Download and extract the data and change the path appropriately in dataIO.py. The 3D-GAN takes a volume with cube_length=64, so I've included the upsampling method in the dataIO.py.
Training
Training the 3D-GAN is a non-trivial task, especially if you don't know the exact hyperparameters and tricks. I used tricks from Soumith's ganhacks repo.
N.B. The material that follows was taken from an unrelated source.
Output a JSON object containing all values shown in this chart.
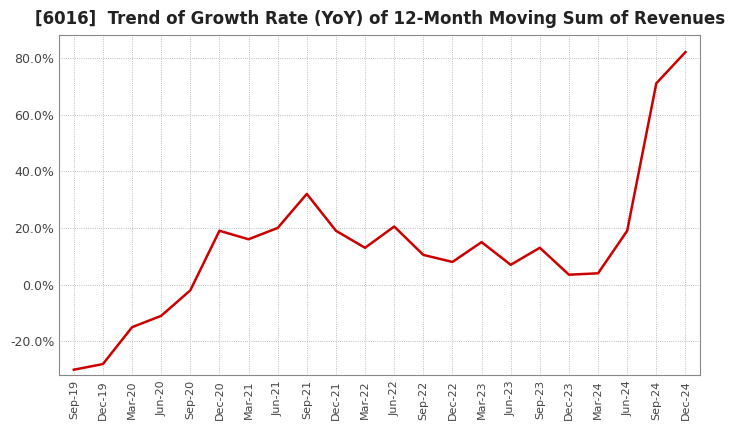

I faced a lot of problems during the training, the hyperparameters you see in the code are finetuned for best results, change them at your own peril.
Here's a bunch of things [with observations] I tried until I got to unleash the beast:
- Changed the loss of generator to be
max(log(D_z))instead ofmin(log(1-Dz))as former has vanishing gradients [better numerical convergence of loss] - Used sampling from Gaussian (0, 0.33) instead of uniform sampling [Faster convergence and better object generation]
- Increased the learning rate of discriminator to 10e-3 [Generator is unable to cope up and discriminator accuracy reaches near 100%]
- Autoencoder: Pretraining [Autoencoder converges to trivial solution (i.e all voxels have values near 0.5) with box-like artifacts]
- Autoencoder: Adding L2 loss of weights to autoencoder [No Change]
- Autoencoder: Attempted changing the optimizer from Adam to RMSProp [No change]
- Autoencoder: Clipped the values below 0.5 to zero and above 0.5 to 1 forcing the network to stop reaching trivial solution [Some non-zero voxels are now visible near desired locations, but there is little or no similarity in structure to a chair]
Training the 3dgan_mit_biasfree.py for about 20000 batches and you'll be good to go.
Variants
As mentioned above I tried several things and variants of the 3D-GAN, I've made separate files for each of them, briefly summarized as:
| File | Description |
|---|---|
3dgan_mit_biasfree.py | 3dgan as mentioned in the paper, with same hyperparams. |
3dgan.py | Baseline 3dgan with fully connected layer at end of discriminator. |
3dgan_mit.py | 3dgan as mentioned in the paper with bias in convolutional layers. |
3dgan_autoencoder.py | 3dgan with support for autoencoder based pre-training. |
3dgan_feature_matching.py | 3dgan with additional loss of feature matching of last layers. |
dataIO.py | Data input output and plotting utilities. |
utils.py | TensorFlow utils like leaky_relu and batch_norm layer. |
Generation and Visualization
It's important to visualize the results as the network trains. I used visdom (fantastic work by FAIR). I personally prefer visdom over tensorboard as it's very easy to use with a sleek interface unlike the complex tensorboard. Visdom also supports visualizing 3D Volumes with plotly!